Figure 1.

Cholesterol-conjugated dsRNA40 induces a potent immunostimulation. (A) Wt Flt3L-DC were stimulated with 0.5 µM ssRNA40-chol or ssRNA40 complex to DOTAP. Medium, CpG2216 (1 µM) and DOTAP served as controls. Supernatants were taken after 20 h of incubation and cytokine production was analyzed by ELISA. Data were calculated from at least five individual experiments. Bars indicate mean + SEM. *p < 0.05, **p < 0.01, ****p < 0.0001; unpaired t-test. (B) Wt and TLR7-deficient Flt3L-DC were incubated with 0.5 µM dsRNA40-chol, dsRNA40 complexed to DOTAP and dsRNA40-chol-2’OM. Medium ssRNA40 (0.75 µM) complexed to DOTAP, CpG2216 (1 µM) and DOTAP served as controls. Cytokine production was analyzed by ELISA after 20 h of incubation. CpG induced >1000 U/ml IFN-α in wt and TLR7-deficient cells, 6.3 ng/ml IL-6 in wt, 6.9 ng/ml IL-6 in TLR7-deficient cells and 0.8 ng/ml TNF-α in wt and 1.0 ng/ml TNF-α in TLR7-deficient cells. Data were calculated from five to seven individual experiments. Bars indicate mean + SEM. *p < 0.05, **p < 0.01, ***p < 0.001; one-way ANOVA with Sidak’s post-hoc test. (C) Polyacrylamide gel electrophoresis of annealed dsRNA40-chol and corresponding sequences.

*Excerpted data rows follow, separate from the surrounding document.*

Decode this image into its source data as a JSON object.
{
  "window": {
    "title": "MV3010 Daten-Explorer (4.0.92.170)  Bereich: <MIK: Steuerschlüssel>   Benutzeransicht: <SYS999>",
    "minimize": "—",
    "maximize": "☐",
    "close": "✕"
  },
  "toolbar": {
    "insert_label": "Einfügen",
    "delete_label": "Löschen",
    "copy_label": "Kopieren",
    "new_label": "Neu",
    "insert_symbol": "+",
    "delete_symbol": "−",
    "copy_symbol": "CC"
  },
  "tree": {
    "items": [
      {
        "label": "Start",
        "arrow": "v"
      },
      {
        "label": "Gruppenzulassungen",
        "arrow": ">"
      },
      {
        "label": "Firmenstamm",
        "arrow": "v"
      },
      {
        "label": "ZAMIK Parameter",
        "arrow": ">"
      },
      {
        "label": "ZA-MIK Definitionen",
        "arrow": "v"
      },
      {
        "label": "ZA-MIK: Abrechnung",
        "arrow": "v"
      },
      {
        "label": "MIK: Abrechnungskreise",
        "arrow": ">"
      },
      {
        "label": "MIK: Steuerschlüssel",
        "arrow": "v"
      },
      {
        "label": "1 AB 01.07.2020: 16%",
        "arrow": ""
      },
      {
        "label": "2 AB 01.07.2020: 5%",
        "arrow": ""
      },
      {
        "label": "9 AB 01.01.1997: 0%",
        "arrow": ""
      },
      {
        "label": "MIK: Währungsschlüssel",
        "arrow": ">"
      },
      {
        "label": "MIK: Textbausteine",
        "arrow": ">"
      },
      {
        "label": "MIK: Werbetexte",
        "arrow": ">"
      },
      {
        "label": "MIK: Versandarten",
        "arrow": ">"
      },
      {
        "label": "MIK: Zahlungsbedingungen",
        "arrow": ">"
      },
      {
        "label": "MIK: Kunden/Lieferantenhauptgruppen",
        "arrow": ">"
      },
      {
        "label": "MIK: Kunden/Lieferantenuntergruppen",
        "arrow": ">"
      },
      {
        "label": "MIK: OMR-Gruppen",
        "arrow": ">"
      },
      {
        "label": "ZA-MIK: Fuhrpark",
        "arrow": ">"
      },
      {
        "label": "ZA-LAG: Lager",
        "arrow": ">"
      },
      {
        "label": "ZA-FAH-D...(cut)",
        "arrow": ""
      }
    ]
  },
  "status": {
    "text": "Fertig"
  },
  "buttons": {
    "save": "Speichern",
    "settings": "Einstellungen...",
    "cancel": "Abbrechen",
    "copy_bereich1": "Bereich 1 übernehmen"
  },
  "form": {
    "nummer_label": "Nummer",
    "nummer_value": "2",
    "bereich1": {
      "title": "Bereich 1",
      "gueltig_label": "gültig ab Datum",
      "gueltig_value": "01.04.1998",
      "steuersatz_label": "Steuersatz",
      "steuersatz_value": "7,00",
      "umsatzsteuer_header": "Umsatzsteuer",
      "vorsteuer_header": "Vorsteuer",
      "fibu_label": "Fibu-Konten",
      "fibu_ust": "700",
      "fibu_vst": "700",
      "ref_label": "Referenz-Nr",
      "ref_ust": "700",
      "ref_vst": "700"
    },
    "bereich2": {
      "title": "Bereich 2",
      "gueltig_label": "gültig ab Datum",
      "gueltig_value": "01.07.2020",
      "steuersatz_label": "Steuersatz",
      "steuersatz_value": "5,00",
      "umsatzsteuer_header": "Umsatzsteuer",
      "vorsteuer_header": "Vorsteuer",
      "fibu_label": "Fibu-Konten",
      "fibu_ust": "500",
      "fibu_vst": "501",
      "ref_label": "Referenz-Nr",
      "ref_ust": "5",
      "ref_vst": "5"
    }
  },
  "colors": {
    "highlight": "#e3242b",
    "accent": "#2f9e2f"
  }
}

Nucleic acids were stained with SybrGold. One representative gel out of three is shown. (D) Purified human pDC were stimulated with dsRNA40-chol, dsRNA40 complexed to DOTAP and dsRNA40-chol-2’OM at 2.5 µM, 0.5 µM and 0.1 µM. Medium, ssRNA40 (0.75 µM), CpG2216 (1 µM) and DOTAP served as controls. Supernatants were harvested after 20 h of incubation and IFN-α was analyzed by ELISA. Data were calculated from three independent experiments. Bars indicate mean + SEM. *p < 0.05, ***p < 0.001; one-way ANOVA with Sidak’s post-hoc test.